Land of the Gods
Bali, symbolically called “land of the Gods”, is a popular tourist-friendly island that any architecture fan should put on their list of places to visit. When you think of this tropical island province in Indonesia, you automatically think of the hundreds of incredible temples and religious-inspired structures that fuse remarkably well into the environment and blend effortlessly into nature. You can notice the evident Asian influence in the architecture, but Bali was shaped from a multi-cultured past. The Balinese architectural style is predominantly created to be in accord with nature and its immediate environment. The strongest influence on the architecture of the province came from Hindu origin and can still be seen to this day blending into the design features of the contemporary structures.
History and Philosophy
Balinese architecture is obviously inspired from its natural Asian predisposition, but was primarily shaped from Hindu and Javanese influences centuries ago. Religion and spirituality played a big role when designing and building public spaces in Bali as well as in the single family home architecture on the island. A Balinese temple, or pura, was designed as an open air concept and was used for communal worshiping. Most temples rested inside closed walls that connected pavilions with exquisitely adorned gates inside of these walls. The walls were said to keep evil spirits out and were built in accordance to traditional spiritual concepts and beliefs. Spatial organization and sacred philosophies were the primary design inspirations and driving forces in traditional Balinese architecture. They used open spaces and large courtyards that consisted of several connecting pavilions to promote and encourage the Bali communal and social way of life. Traditional Balinese architecture was created and developed to constantly be in harmony with nature. Structures were built primarily from abundant natural and organic materials such as bamboo, coconut wood, teak wood and stone that are easily found on the island.

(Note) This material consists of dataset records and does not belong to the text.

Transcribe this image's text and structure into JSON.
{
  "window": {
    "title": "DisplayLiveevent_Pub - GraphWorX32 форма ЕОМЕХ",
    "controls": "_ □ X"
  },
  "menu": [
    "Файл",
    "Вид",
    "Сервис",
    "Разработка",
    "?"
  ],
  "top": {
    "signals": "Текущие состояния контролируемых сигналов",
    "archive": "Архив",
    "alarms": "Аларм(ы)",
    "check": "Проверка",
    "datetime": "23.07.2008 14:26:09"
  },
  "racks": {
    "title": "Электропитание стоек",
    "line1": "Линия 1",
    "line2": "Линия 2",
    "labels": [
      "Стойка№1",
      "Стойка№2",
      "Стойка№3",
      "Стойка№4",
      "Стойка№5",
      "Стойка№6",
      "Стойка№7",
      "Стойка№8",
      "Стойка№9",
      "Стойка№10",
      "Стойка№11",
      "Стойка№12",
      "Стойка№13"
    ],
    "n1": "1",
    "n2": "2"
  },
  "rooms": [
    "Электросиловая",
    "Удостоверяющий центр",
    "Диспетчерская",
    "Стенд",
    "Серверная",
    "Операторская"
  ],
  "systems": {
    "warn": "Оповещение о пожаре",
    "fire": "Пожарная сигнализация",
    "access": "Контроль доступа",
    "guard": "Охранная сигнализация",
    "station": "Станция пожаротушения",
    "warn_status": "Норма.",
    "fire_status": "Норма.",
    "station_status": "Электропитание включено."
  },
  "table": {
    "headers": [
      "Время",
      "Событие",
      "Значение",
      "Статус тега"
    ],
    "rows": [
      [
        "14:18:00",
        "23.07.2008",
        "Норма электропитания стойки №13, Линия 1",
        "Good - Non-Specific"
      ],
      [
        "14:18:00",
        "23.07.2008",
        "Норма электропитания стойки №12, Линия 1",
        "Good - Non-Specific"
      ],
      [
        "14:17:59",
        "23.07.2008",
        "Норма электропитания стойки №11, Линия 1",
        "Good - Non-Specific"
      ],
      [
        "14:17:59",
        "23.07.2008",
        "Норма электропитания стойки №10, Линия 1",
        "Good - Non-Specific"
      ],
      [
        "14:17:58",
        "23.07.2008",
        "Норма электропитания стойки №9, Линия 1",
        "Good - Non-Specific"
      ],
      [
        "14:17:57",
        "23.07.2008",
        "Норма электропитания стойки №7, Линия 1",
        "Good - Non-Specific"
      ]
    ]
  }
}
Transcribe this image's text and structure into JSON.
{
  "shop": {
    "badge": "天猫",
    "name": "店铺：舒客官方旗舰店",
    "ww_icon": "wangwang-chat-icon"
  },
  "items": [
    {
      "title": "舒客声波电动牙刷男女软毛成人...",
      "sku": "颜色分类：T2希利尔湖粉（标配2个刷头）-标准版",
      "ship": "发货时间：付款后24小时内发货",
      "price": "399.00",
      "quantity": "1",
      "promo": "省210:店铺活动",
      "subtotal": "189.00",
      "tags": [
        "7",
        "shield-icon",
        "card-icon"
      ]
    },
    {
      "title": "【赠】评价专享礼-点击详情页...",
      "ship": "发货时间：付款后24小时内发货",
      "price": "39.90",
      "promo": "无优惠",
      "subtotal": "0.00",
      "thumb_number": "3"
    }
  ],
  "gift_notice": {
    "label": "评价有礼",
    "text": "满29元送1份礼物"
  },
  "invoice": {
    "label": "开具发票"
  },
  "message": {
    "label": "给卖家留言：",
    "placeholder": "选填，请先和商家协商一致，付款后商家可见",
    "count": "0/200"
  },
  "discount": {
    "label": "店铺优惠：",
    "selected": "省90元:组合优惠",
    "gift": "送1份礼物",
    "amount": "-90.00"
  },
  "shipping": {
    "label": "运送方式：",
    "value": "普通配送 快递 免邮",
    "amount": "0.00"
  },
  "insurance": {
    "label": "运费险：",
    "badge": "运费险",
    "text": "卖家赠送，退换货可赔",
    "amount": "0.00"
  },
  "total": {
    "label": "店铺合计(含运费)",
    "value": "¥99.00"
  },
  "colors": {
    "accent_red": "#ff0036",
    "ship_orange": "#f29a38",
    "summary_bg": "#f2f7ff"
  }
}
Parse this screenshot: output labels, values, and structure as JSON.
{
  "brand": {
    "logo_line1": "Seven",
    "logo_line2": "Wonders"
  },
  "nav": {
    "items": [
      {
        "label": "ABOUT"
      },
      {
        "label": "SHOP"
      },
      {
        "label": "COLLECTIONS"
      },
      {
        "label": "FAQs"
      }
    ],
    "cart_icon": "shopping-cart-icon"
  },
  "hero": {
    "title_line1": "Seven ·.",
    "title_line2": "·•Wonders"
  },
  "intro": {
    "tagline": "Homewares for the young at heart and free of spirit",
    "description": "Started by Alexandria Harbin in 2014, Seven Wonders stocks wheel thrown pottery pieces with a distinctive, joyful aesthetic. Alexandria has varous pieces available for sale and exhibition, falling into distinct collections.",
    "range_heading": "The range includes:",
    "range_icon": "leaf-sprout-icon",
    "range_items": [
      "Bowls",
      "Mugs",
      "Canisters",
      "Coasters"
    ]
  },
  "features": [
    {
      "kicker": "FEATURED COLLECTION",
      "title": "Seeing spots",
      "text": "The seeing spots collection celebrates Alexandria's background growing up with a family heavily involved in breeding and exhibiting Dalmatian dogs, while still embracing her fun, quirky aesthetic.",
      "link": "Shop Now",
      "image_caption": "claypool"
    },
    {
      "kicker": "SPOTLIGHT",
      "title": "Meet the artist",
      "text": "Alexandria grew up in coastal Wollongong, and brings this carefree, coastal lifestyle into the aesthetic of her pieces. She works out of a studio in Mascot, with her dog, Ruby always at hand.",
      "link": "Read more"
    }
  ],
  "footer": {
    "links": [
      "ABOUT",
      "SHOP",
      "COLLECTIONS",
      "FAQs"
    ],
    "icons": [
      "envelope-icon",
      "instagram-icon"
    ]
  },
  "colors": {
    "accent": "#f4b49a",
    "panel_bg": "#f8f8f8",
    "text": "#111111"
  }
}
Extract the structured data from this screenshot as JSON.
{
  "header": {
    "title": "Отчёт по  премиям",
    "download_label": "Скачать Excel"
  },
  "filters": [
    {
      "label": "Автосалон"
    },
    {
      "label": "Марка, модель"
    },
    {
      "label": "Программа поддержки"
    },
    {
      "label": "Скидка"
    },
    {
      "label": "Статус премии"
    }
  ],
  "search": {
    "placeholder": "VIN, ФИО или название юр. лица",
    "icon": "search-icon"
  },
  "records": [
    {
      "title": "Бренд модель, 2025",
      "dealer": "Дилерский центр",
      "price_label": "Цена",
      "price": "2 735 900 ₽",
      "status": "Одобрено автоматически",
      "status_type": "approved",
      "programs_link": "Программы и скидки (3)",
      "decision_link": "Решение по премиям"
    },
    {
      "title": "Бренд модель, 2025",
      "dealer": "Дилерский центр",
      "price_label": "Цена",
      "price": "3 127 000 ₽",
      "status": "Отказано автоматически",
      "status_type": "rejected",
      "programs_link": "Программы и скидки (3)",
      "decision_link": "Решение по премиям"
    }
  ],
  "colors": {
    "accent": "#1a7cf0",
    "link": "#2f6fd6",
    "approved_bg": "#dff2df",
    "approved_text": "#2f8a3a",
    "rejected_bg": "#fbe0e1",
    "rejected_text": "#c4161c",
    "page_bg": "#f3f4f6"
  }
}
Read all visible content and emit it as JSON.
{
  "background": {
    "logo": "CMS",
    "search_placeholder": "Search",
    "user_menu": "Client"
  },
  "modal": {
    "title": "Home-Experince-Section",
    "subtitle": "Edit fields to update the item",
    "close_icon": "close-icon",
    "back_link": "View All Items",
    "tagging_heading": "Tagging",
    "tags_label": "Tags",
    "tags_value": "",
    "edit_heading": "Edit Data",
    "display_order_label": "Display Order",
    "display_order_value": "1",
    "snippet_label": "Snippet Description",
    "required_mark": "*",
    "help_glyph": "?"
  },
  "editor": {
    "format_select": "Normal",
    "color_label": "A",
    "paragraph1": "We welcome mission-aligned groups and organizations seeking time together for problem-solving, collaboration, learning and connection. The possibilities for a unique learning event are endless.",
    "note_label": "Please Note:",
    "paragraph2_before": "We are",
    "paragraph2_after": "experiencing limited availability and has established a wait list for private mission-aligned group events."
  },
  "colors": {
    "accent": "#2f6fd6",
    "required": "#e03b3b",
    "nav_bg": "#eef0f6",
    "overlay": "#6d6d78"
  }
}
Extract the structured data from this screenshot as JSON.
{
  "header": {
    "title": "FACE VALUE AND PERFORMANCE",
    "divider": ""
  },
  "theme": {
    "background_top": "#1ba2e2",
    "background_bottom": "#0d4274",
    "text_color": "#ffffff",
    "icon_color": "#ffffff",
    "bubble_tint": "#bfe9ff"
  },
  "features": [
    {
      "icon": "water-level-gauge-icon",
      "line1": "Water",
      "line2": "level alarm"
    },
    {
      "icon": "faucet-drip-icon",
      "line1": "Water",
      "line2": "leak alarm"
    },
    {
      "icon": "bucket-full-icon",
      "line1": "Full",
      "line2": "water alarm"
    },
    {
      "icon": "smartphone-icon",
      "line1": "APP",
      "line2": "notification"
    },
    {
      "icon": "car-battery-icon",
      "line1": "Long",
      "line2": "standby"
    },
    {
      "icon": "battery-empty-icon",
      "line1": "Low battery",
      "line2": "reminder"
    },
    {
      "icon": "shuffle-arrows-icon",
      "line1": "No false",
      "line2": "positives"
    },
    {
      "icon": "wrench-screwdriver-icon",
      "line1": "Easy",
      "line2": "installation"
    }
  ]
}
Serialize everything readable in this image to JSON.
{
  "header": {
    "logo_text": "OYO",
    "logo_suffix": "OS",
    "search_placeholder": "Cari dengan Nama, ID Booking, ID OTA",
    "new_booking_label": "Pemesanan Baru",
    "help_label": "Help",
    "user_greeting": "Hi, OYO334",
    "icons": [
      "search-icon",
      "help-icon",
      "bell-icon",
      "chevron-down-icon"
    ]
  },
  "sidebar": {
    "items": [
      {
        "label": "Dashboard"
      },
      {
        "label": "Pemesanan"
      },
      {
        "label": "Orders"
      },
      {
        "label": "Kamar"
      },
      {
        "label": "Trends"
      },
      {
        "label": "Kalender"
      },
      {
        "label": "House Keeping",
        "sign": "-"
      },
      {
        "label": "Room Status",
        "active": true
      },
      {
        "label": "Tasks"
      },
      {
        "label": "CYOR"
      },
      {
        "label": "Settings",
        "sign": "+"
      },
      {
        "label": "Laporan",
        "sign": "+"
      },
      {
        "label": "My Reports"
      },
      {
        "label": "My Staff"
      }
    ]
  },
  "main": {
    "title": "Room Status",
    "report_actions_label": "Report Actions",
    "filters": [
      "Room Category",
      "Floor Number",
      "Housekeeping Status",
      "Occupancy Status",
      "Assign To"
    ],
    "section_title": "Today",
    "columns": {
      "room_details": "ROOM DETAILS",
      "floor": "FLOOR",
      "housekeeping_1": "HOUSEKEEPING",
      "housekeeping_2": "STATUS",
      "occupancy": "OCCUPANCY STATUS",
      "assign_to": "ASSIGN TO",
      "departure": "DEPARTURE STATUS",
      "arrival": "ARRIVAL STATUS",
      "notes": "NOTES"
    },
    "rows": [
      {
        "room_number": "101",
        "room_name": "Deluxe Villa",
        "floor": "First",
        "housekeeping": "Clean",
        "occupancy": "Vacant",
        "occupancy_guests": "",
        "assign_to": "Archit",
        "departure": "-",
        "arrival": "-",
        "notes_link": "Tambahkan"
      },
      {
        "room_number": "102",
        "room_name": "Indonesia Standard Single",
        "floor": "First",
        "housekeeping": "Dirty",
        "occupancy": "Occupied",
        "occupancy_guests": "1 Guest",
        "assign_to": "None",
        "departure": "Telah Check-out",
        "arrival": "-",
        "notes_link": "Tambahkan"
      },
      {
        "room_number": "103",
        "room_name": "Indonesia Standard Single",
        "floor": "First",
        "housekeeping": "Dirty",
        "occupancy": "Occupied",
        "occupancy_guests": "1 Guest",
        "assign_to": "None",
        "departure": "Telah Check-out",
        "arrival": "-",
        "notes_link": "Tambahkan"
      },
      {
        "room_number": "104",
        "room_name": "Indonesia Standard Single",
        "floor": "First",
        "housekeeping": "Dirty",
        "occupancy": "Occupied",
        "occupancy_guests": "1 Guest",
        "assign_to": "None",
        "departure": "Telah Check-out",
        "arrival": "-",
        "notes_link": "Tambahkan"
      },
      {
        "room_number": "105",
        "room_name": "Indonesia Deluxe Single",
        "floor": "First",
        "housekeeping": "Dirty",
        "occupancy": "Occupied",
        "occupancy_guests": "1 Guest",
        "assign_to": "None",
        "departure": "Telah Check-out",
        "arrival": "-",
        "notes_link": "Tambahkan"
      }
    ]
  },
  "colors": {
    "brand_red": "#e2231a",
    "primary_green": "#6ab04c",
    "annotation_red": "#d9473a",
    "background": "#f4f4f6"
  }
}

Balinese philosophies regarding architecture and design revolve around these seven concepts.
1. Tri Hata Karana – This concept is about harmony and balance between three elements; the human body, nature, and the gods.
2. Tri Mandala – This is the concept regarding space division and zones. Three main areas dividing the least sacred to the most sacred places in the building.
3. Sanga Mandala – This also deals with space but specifically about the cardinal directions.
4. Tri Angaa – Considers the concept of hierarchy.
5. Tri Loka – This also handles the concept of hierarchy between realms, from demon to gods.
6. Asta Kosala Kosali – This consists of the eight architectural guidelines, from basic shapes to decorations.
7. Arga Segra – This concept handles the sacred space between the mountains and the sea.
Indonesian people, and especially the people of Bali, are renowned for their artistry skills. The traditional art of sculpting that was developed on the island centuries ago has been passed down for generations and can still be seen today. Elaborate sculptures can be observed in wood and stone as intricate ornamentation that is an allied part of the architecture and interior design of the island.
A look into Contemporary Balinese Architecture
Bali is a volcanic and forest island that rests between the Indian Ocean and the Pacific Ocean and because of its tropical climate and laidback living style it has been a major tourist destination since the 1980’s. The structural foundation of the island has had to adapt for this impact over the years. Hotels, restaurants, bars, and other accommodating places were built to make sure that visitors from all walks of life had all modern needs met and that they would be guaranteed to feel safe and comfortable on the island.
Some architects and designers are building within the traditional Balinese philosophical and spiritual concepts and adapting them to contemporary life. Using ancient concepts and integrating traditional materials ensures that the Balinese architecture style stays alive and well in a modern world full of contrasts.
One particular example of this modern architecture style in Bali today is the design and construction of House 1, in Mas. Architect Alexis Dornier worked with the client to design a private residence and gallery that incorporates the ancient Javanese concepts of “Joglo”. The roof structure of the Joglo model is very complex and consists of columns that become higher as they go to the center of the building, peaking on four separate columns in the middle creating a mountain-like structure. Traditionally, the Joglo roof revealed the economic and social status of the family inhabiting the home, customarily wealthy and noble. Today, it’s a design feature that showcases the tradition and culture of Bali.
Nature and Relaxed Lifestyle
Bali has attracted a variety of tourists over the years. The unique culture and architecture of the island has drawn visitors from all over the world. When visiting Bali, we are naturally submerged in the local traditions and visual beauty of the island and its people.
Nature is an integral part of living on this island, and architecture displays this value in a very concrete way. Materials and structural standards are designed and built to settle into the environment without overpowering the existing location.
Most of the economic growth has come from the tourism industry and many of the Balinese people work in the businesses catering to this industry. This gives the island a laidback, tropical vacation feeling and makes the local people extremely friendly and social.